The Biden administration will be joined in its oral arguments by some of the nation’s largest private and public power companies, which support a broad regulation of their greenhouse pollution.
The power companies have said they prefer the kind of flexibility offered under the Obama plan that would allow them to lower emissions by making changes across the electric grid — shutting down some plants, making others more efficient, and expanding wind and solar. They don’t want to be required to make highly prescribed changes to individual power plants, which the plaintiffs argue is the only type the administration can mandate, because they say it would drive up costs.
“The regulated industry itself is saying that they are not fighting the authority of E.P.A.,” said Jody Freeman, a lawyer at Harvard and former climate official in the Obama White House. “The court will be attentive, I think, to what the industry says,” she said, noting that in a recent case over the Biden administration’s Covid vaccine mandate for large employers, the Supreme Court blocked the mandate except in the case of health care workers, who requested the regulation.
And it was Justice Kavanaugh who made that point, noting in the arguments for the vaccine mandate, “the people who are regulated are not here complaining about the regulation.”
Lawyers for the E.P.A. will be listening closely, because they are expected to propose the power plant climate regulation as soon as next month.
The Supreme Court is hearing the case on the same day that scientists convened by the United Nations plan to release a report that is the most exhaustive look yet at the dire threats that global warming poses to human civilization.
As the impacts of climate change are already being felt in the form of devastating floods, wildfires, drought and rising seas that in the past year alone have killed people and cost billions in damage across the United States, Mr. Biden has pledged to aggressively to cut greenhouse gases. The United States is historically the country that has pumped the most planet-warming pollution into the atmosphere.
But Mr. Biden’s climate legislation is stalled on Capitol Hill and could collapse if Republicans win control of one or both houses of Congress in this fall’s midterm elections.
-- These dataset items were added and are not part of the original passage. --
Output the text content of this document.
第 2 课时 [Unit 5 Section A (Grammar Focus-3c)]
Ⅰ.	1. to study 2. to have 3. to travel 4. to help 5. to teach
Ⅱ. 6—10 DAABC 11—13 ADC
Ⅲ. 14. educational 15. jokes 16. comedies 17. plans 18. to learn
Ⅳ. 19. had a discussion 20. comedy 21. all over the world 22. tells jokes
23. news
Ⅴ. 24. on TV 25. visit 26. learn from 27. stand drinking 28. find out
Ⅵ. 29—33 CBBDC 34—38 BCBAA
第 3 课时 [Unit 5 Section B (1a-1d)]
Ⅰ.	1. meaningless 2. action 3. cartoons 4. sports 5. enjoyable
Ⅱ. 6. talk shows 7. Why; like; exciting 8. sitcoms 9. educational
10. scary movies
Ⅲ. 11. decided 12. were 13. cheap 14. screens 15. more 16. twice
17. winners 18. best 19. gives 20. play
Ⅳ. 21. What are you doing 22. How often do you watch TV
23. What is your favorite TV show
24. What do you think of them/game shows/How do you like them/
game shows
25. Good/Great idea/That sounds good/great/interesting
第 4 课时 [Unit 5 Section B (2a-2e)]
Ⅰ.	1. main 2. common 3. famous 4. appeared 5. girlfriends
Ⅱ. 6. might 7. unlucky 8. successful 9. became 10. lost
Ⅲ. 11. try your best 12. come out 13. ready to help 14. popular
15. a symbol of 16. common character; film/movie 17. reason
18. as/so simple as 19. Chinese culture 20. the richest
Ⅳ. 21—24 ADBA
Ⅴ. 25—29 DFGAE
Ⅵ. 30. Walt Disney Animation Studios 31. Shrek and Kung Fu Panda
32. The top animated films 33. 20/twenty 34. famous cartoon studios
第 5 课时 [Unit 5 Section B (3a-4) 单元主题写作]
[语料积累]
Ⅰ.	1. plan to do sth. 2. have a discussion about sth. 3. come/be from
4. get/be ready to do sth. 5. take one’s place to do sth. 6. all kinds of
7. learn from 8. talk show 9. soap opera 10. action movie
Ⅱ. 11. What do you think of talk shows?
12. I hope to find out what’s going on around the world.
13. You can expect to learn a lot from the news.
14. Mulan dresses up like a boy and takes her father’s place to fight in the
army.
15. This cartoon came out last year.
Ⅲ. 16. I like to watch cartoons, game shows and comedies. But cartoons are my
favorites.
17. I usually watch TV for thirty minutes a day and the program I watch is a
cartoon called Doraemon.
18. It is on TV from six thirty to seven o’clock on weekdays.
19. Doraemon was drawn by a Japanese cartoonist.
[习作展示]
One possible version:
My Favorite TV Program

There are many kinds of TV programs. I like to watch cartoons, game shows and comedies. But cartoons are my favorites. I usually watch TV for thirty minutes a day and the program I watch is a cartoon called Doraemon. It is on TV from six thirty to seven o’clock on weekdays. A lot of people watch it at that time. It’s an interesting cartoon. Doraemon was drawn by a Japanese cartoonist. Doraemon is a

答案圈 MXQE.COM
That has placed more emphasis on the power, authority and reach of regulations. After it introduces power plant regulations later this year, the E.P.A. plans to announce tough new limits on auto pollution next year that are intended to speed up the shift from gasoline-powered cars to electric vehicles.
And that is why, the plaintiffs argue, their case is not premature, even though the details of the coming rules are not yet known.
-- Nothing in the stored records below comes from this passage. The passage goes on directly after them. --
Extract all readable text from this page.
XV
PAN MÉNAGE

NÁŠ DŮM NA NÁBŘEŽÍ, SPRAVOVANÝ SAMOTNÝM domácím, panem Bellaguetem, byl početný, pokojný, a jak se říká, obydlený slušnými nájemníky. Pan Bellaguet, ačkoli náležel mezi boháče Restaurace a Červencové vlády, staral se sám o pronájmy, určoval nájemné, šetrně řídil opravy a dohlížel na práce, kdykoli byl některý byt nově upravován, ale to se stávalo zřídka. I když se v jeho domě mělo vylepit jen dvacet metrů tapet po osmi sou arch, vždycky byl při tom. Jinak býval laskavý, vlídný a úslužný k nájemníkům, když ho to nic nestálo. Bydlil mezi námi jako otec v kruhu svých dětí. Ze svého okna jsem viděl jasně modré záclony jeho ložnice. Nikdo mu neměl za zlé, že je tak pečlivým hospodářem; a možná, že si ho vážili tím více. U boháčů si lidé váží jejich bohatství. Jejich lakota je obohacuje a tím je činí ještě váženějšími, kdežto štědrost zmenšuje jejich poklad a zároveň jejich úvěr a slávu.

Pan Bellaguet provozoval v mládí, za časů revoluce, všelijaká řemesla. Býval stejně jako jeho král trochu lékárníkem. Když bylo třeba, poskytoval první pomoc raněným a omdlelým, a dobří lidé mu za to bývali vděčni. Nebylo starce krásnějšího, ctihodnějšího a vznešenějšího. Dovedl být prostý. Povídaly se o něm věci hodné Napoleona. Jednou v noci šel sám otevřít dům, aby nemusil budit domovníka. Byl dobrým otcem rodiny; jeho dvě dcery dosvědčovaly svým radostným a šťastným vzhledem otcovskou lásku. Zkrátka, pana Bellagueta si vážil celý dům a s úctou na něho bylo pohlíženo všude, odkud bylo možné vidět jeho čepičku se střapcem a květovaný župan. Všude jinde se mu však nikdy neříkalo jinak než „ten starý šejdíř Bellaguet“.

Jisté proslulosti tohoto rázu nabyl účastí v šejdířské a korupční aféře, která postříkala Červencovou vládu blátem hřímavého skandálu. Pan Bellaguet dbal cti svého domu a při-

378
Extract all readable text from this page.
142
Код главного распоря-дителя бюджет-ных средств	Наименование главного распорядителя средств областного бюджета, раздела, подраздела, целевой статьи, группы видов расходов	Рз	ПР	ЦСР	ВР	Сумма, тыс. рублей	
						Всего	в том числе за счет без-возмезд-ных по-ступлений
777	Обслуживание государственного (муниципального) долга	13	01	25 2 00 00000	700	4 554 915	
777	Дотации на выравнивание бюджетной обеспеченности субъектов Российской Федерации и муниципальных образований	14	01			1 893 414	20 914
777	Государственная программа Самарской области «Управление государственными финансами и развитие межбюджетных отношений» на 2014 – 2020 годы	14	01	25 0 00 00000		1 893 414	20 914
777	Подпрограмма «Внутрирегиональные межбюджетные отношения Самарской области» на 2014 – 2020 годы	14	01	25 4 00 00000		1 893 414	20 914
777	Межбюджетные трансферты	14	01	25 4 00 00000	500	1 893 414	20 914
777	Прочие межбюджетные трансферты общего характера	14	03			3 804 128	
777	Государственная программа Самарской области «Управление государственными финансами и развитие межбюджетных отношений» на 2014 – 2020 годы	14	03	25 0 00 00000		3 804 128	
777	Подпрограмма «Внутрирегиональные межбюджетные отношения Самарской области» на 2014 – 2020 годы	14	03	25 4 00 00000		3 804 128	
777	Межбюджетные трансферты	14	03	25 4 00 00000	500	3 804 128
“The threat is very real,” said Mr. Morrissey, the attorney general of West Virginia. “It’s imminent right now.”
Legal experts on both sides said that they see it as the first of many cases that address the growing authority of federal agencies at a time when a gridlocked Congress has failed to pass new laws on issues ranging from climate change to immigration to gun control.
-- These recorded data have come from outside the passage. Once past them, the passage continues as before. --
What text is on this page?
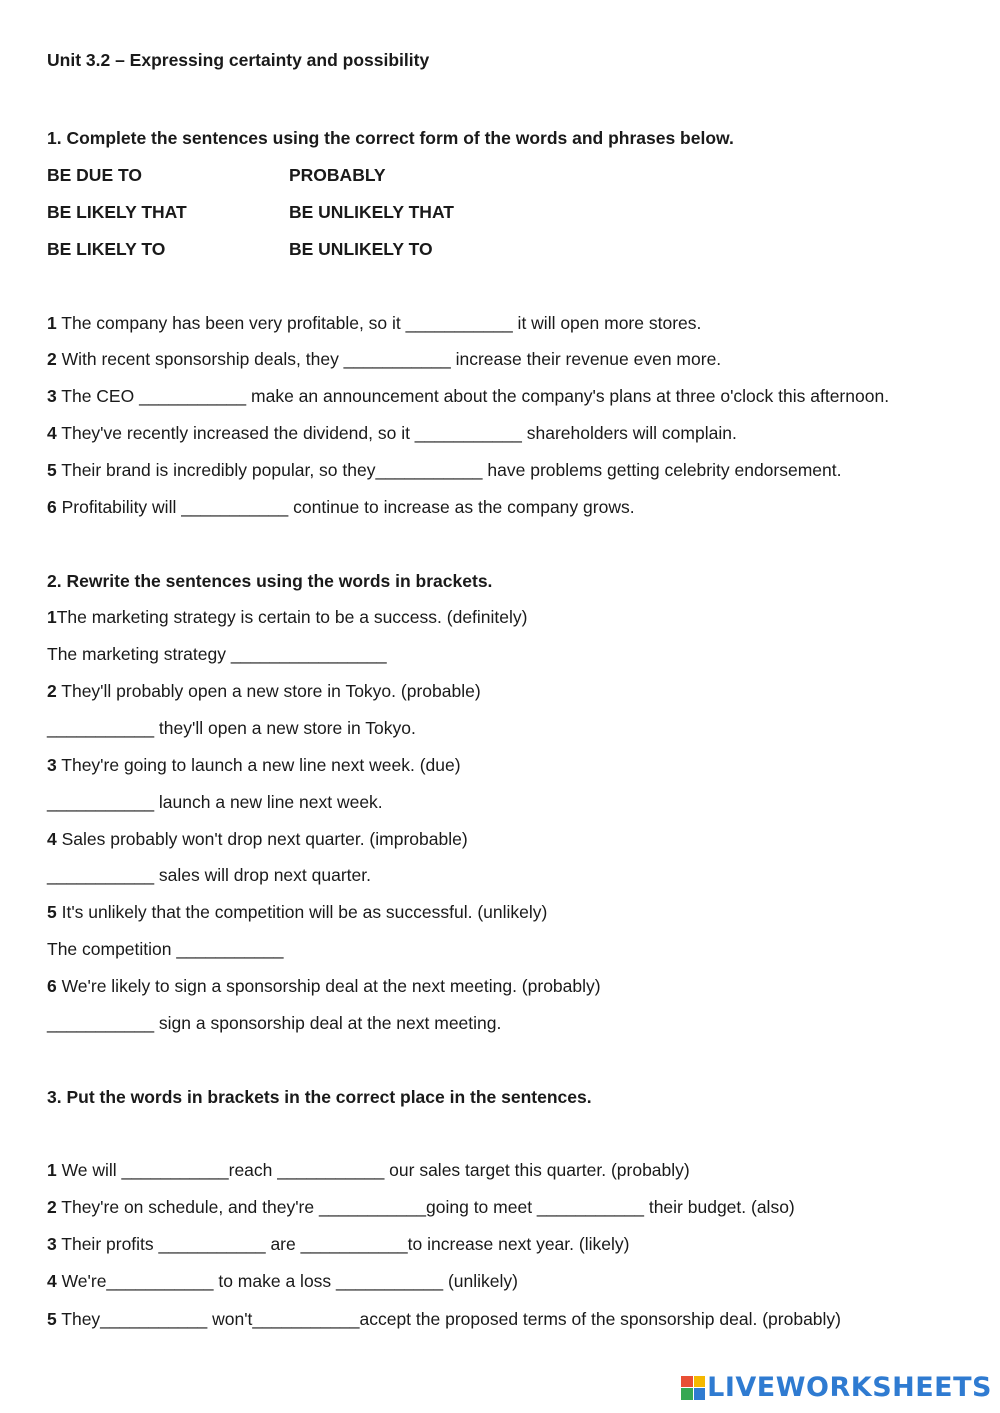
Unit 3.2 – Expressing certainty and possibility
1. Complete the sentences using the correct form of the words and phrases below.
BE DUE TO	PROBABLY
BE LIKELY THAT	BE UNLIKELY THAT
BE LIKELY TO	BE UNLIKELY TO
1 The company has been very profitable, so it ___________ it will open more stores.
2 With recent sponsorship deals, they ___________ increase their revenue even more.
3 The CEO ___________ make an announcement about the company's plans at three o'clock this afternoon.
4 They've recently increased the dividend, so it ___________ shareholders will complain.
5 Their brand is incredibly popular, so they___________ have problems getting celebrity endorsement.
6 Profitability will ___________ continue to increase as the company grows.
2. Rewrite the sentences using the words in brackets.
1The marketing strategy is certain to be a success. (definitely)
The marketing strategy ________________
2 They'll probably open a new store in Tokyo. (probable)
___________ they'll open a new store in Tokyo.
3 They're going to launch a new line next week. (due)
___________ launch a new line next week.
4 Sales probably won't drop next quarter. (improbable)
___________ sales will drop next quarter.
5 It's unlikely that the competition will be as successful. (unlikely)
The competition ___________
6 We're likely to sign a sponsorship deal at the next meeting. (probably)
___________ sign a sponsorship deal at the next meeting.
3. Put the words in brackets in the correct place in the sentences.
1 We will ___________reach ___________ our sales target this quarter. (probably)
2 They're on schedule, and they're ___________going to meet ___________ their budget. (also)
3 Their profits ___________ are ___________to increase next year. (likely)
4 We're___________ to make a loss ___________ (unlikely)
5 They___________ won't___________accept the proposed terms of the sponsorship deal. (probably)
LIVEWORKSHEETS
“Congress gets the fancy pins and nice offices because they’re supposed to legislate, but they don’t do it,” said Mr. Adler, the professor at Case Western Reserve University. “There has been a long trend of the executive branch trying to fill the gap left by Congress’s failure to act and each administration gets more aggressive on this than the previous one. And there’s this larger question of whether the courts should be OK with that.”